Komödien

 

So wie die Tragödie die Verfehlungen der Mächtigen wie der Könige oder der Helden aus den Mythen thematisierte, so beschäftigte sich die Komödie mit dem Leben und Leiden der kleinen Leute der polis [3].

Die Schauspieler der Komödie trugen als Gewänder ein enganliegendes, fleischfarbenes (Haut symbolisierendes) Trikot, das an Bauch und Gesäß ausgestopft war, um den Personen ein witziges Aussehen zu verleihen. Darüber trugen die männlichen Personen ein kurzes Gewand oder einen kleinen Mantel [9]. 

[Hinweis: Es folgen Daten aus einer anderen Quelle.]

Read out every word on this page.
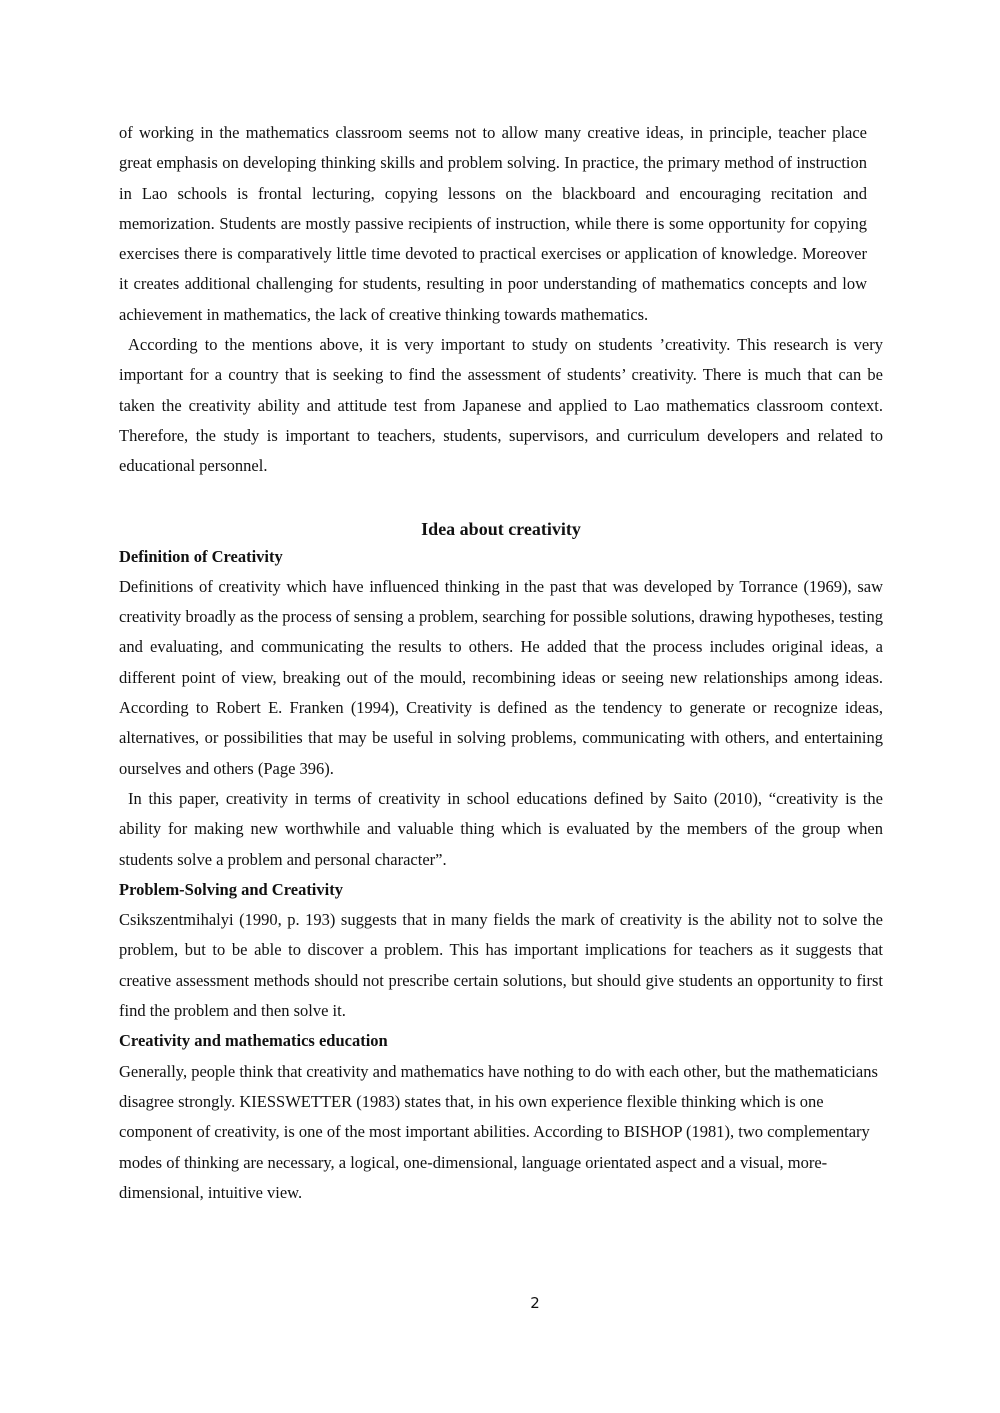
of working in the mathematics classroom seems not to allow many creative ideas, in principle, teacher place great emphasis on developing thinking skills and problem solving. In practice, the primary method of instruction in Lao schools is frontal lecturing, copying lessons on the blackboard and encouraging recitation and memorization. Students are mostly passive recipients of instruction, while there is some opportunity for copying exercises there is comparatively little time devoted to practical exercises or application of knowledge. Moreover it creates additional challenging for students, resulting in poor understanding of mathematics concepts and low achievement in mathematics, the lack of creative thinking towards mathematics.

According to the mentions above, it is very important to study on students ’creativity. This research is very important for a country that is seeking to find the assessment of students’ creativity. There is much that can be taken the creativity ability and attitude test from Japanese and applied to Lao mathematics classroom context. Therefore, the study is important to teachers, students, supervisors, and curriculum developers and related to educational personnel.

Idea about creativity
Definition of Creativity

Definitions of creativity which have influenced thinking in the past that was developed by Torrance (1969), saw creativity broadly as the process of sensing a problem, searching for possible solutions, drawing hypotheses, testing and evaluating, and communicating the results to others. He added that the process includes original ideas, a different point of view, breaking out of the mould, recombining ideas or seeing new relationships among ideas. According to Robert E. Franken (1994), Creativity is defined as the tendency to generate or recognize ideas, alternatives, or possibilities that may be useful in solving problems, communicating with others, and entertaining ourselves and others (Page 396).

In this paper, creativity in terms of creativity in school educations defined by Saito (2010), “creativity is the ability for making new worthwhile and valuable thing which is evaluated by the members of the group when students solve a problem and personal character”.

Problem-Solving and Creativity

Csikszentmihalyi (1990, p. 193) suggests that in many fields the mark of creativity is the ability not to solve the problem, but to be able to discover a problem. This has important implications for teachers as it suggests that creative assessment methods should not prescribe certain solutions, but should give students an opportunity to first find the problem and then solve it.

Creativity and mathematics education

Generally, people think that creativity and mathematics have nothing to do with each other, but the mathematicians disagree strongly. KIESSWETTER (1983) states that, in his own experience flexible thinking which is one component of creativity, is one of the most important abilities. According to BISHOP (1981), two complementary modes of thinking are necessary, a logical, one-dimensional, language orientated aspect and a visual, more-dimensional, intuitive view.

2
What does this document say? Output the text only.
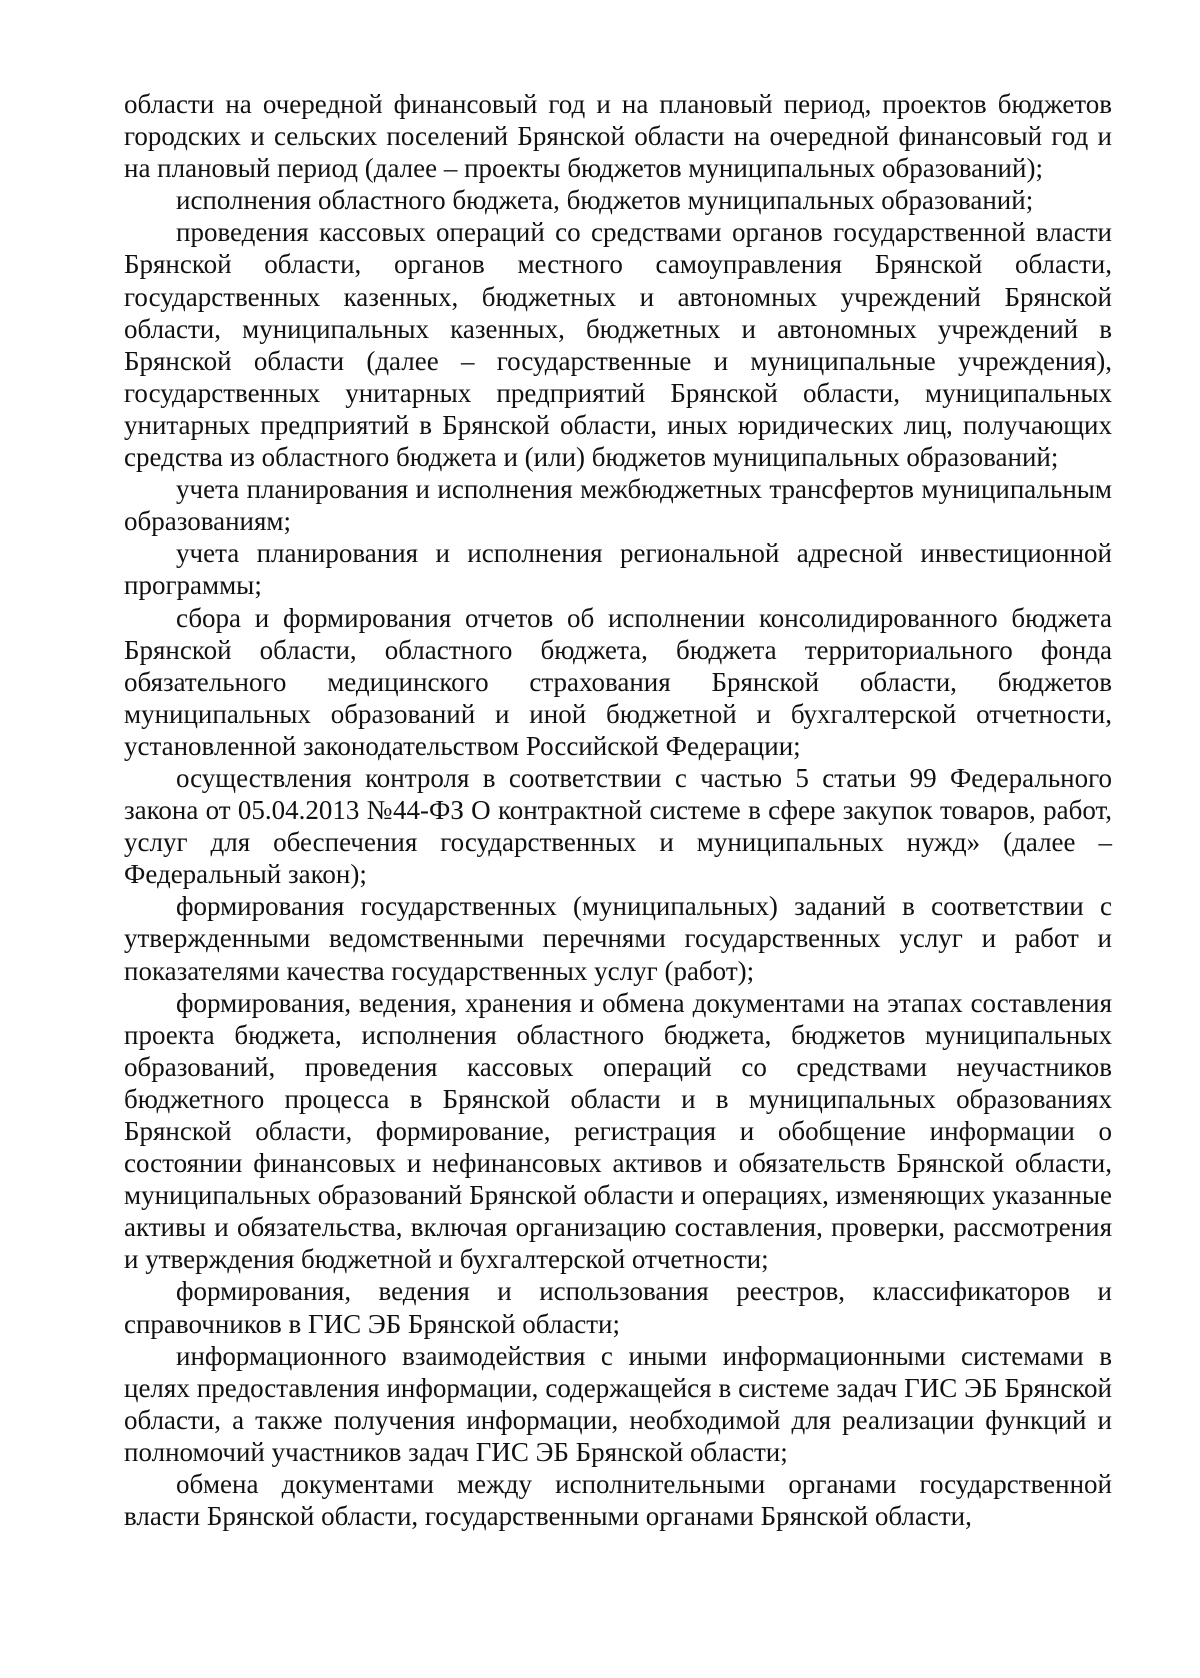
области на очередной финансовый год и на плановый период, проектов бюджетов городских и сельских поселений Брянской области на очередной финансовый год и на плановый период (далее – проекты бюджетов муниципальных образований);

исполнения областного бюджета, бюджетов муниципальных образований;

проведения кассовых операций со средствами органов государственной власти Брянской области, органов местного самоуправления Брянской области, государственных казенных, бюджетных и автономных учреждений Брянской области, муниципальных казенных, бюджетных и автономных учреждений в Брянской области (далее – государственные и муниципальные учреждения), государственных унитарных предприятий Брянской области, муниципальных унитарных предприятий в Брянской области, иных юридических лиц, получающих средства из областного бюджета и (или) бюджетов муниципальных образований;

учета планирования и исполнения межбюджетных трансфертов муниципальным образованиям;

учета планирования и исполнения региональной адресной инвестиционной программы;

сбора и формирования отчетов об исполнении консолидированного бюджета Брянской области, областного бюджета, бюджета территориального фонда обязательного медицинского страхования Брянской области, бюджетов муниципальных образований и иной бюджетной и бухгалтерской отчетности, установленной законодательством Российской Федерации;

осуществления контроля в соответствии с частью 5 статьи 99 Федерального закона от 05.04.2013 №44-ФЗ О контрактной системе в сфере закупок товаров, работ, услуг для обеспечения государственных и муниципальных нужд» (далее – Федеральный закон);

формирования государственных (муниципальных) заданий в соответствии с утвержденными ведомственными перечнями государственных услуг и работ и показателями качества государственных услуг (работ);

формирования, ведения, хранения и обмена документами на этапах составления проекта бюджета, исполнения областного бюджета, бюджетов муниципальных образований, проведения кассовых операций со средствами неучастников бюджетного процесса в Брянской области и в муниципальных образованиях Брянской области, формирование, регистрация и обобщение информации о состоянии финансовых и нефинансовых активов и обязательств Брянской области, муниципальных образований Брянской области и операциях, изменяющих указанные активы и обязательства, включая организацию составления, проверки, рассмотрения и утверждения бюджетной и бухгалтерской отчетности;

формирования, ведения и использования реестров, классификаторов и справочников в ГИС ЭБ Брянской области;

информационного взаимодействия с иными информационными системами в целях предоставления информации, содержащейся в системе задач ГИС ЭБ Брянской области, а также получения информации, необходимой для реализации функций и полномочий участников задач ГИС ЭБ Брянской области;

обмена документами между исполнительными органами государственной власти Брянской области, государственными органами Брянской области,
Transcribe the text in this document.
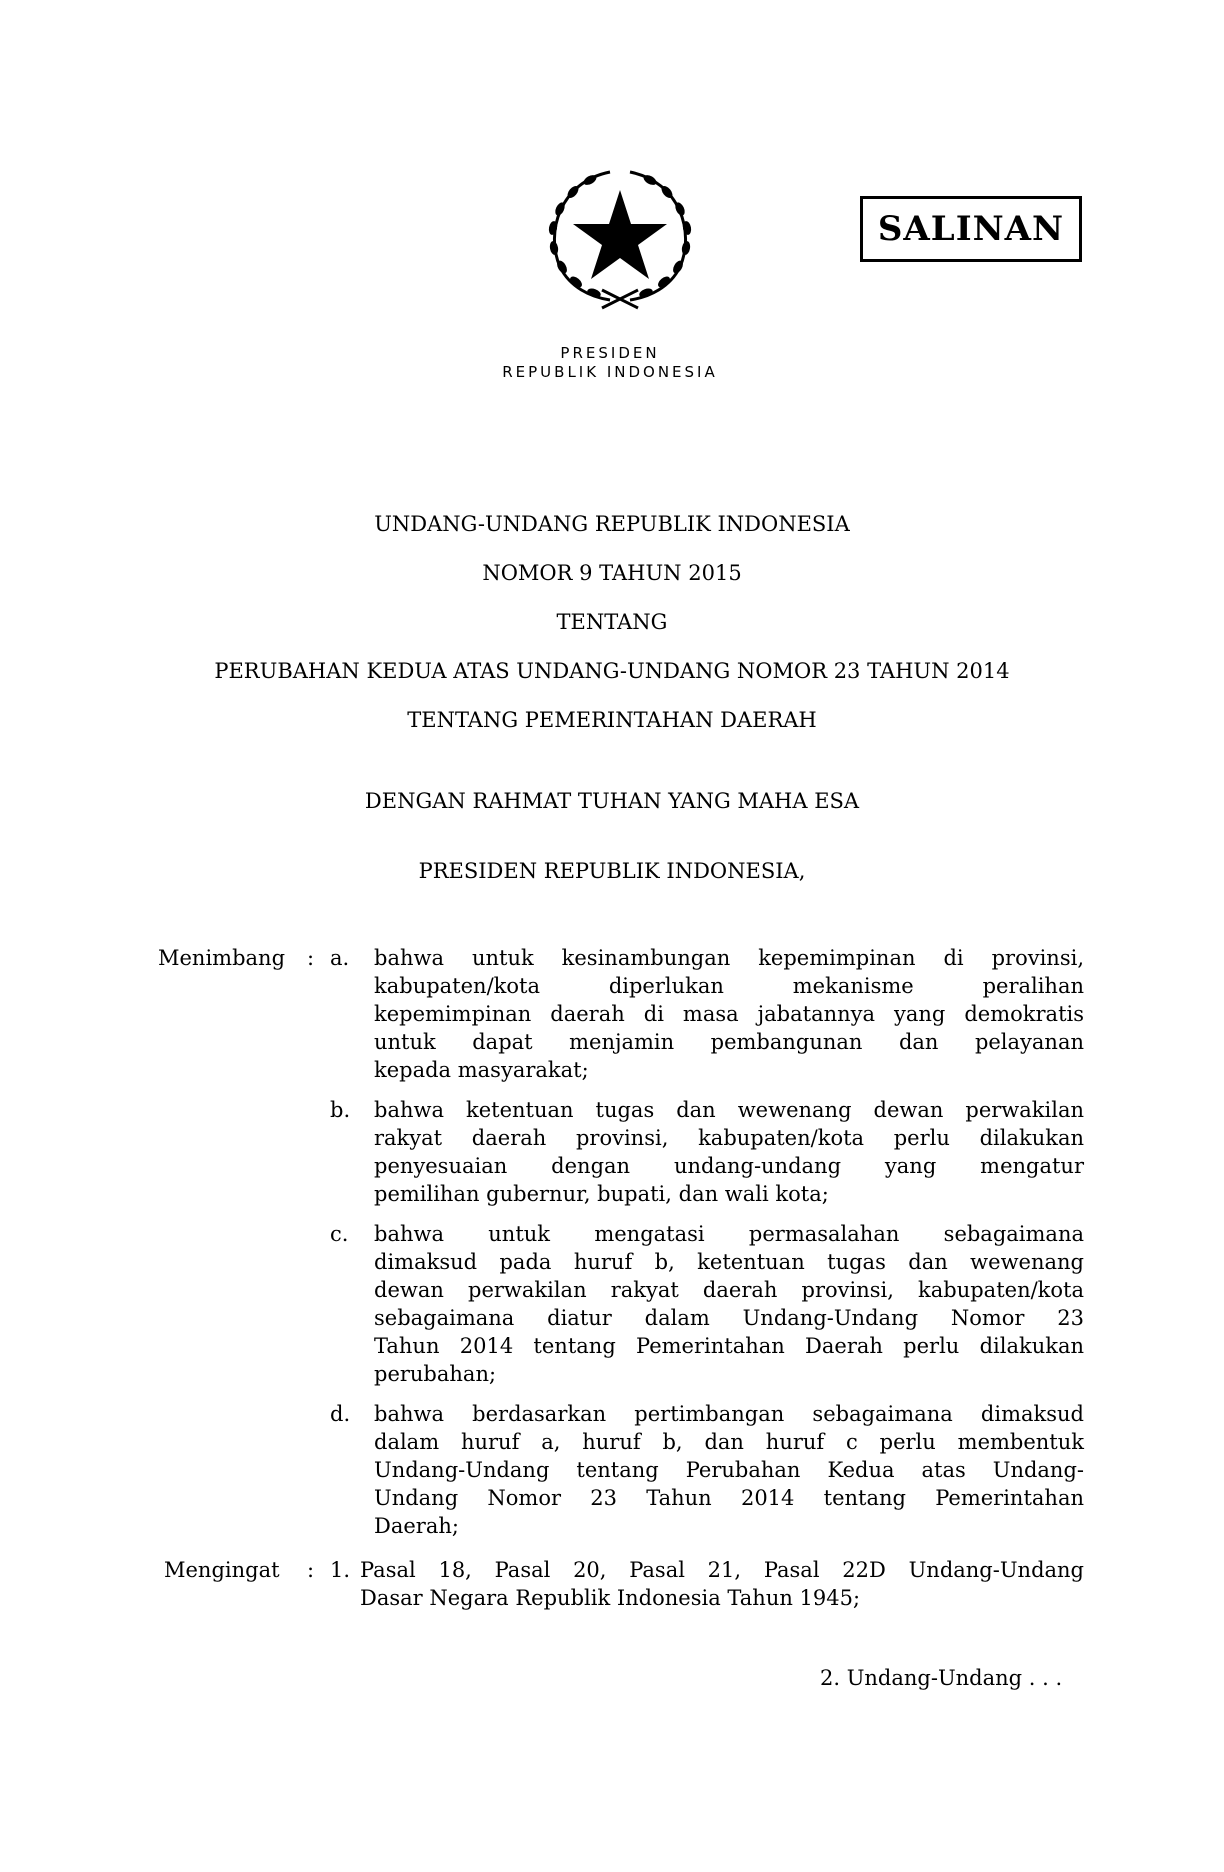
SALINAN
PRESIDEN
REPUBLIK INDONESIA
UNDANG-UNDANG REPUBLIK INDONESIA
NOMOR 9 TAHUN 2015
TENTANG
PERUBAHAN KEDUA ATAS UNDANG-UNDANG NOMOR 23 TAHUN 2014
TENTANG PEMERINTAHAN DAERAH
DENGAN RAHMAT TUHAN YANG MAHA ESA
PRESIDEN REPUBLIK INDONESIA,
Menimbang : a. bahwa untuk kesinambungan kepemimpinan di provinsi,
kabupaten/kota diperlukan mekanisme peralihan
kepemimpinan daerah di masa jabatannya yang demokratis
untuk dapat menjamin pembangunan dan pelayanan
kepada masyarakat;
b. bahwa ketentuan tugas dan wewenang dewan perwakilan
rakyat daerah provinsi, kabupaten/kota perlu dilakukan
penyesuaian dengan undang-undang yang mengatur
pemilihan gubernur, bupati, dan wali kota;
c. bahwa untuk mengatasi permasalahan sebagaimana
dimaksud pada huruf b, ketentuan tugas dan wewenang
dewan perwakilan rakyat daerah provinsi, kabupaten/kota
sebagaimana diatur dalam Undang-Undang Nomor 23
Tahun 2014 tentang Pemerintahan Daerah perlu dilakukan
perubahan;
d. bahwa berdasarkan pertimbangan sebagaimana dimaksud
dalam huruf a, huruf b, dan huruf c perlu membentuk
Undang-Undang tentang Perubahan Kedua atas Undang-
Undang Nomor 23 Tahun 2014 tentang Pemerintahan
Daerah;
Mengingat : 1. Pasal 18, Pasal 20, Pasal 21, Pasal 22D Undang-Undang
Dasar Negara Republik Indonesia Tahun 1945;
2. Undang-Undang . . .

"Komödien wurden als Einzelstücke aufgeführt und waren mit ihrer gnadenlosen, derben Verhöhnung von Bürgern und Politikern eindeutig zeitgenössisch. Erhalten sind elf Stücke von Aristophanes vom Ende des 5. Jahrhunderts und große Teile von vier Stücken Menanders aus dem 4. Jahrhundert" [2].

 

Aristophanes

(445 – 388 v. Chr.) ist der wichtigste Vertreter der sogenanten "Alten" Komödie [6]. Die Probleme des täglichen Lebens werden von ihrer lustigen Seite her betrachtet. In der Komödie „Wolken“ nimmt er z.B. die Sophisten aufs Korn. In „Lysistrata“ bewegen die Frauen ihre Männer zum Friedensschluss [3].

Stücke: Wolken, Die Ritter, Die Wespen, Lysistrata

 

Menandros

(342/341 bis 2
92/291 v. Chr.), auch Menander genannt, führt bürgerliche Themen in die Komödie ein.  Im Mittelpunkt stehen Menschen der Athener Mittelschicht mit ihren Sorgen und Nöten. Er gilt als bedeutendster Dichter der "Neuen" Komödie [6].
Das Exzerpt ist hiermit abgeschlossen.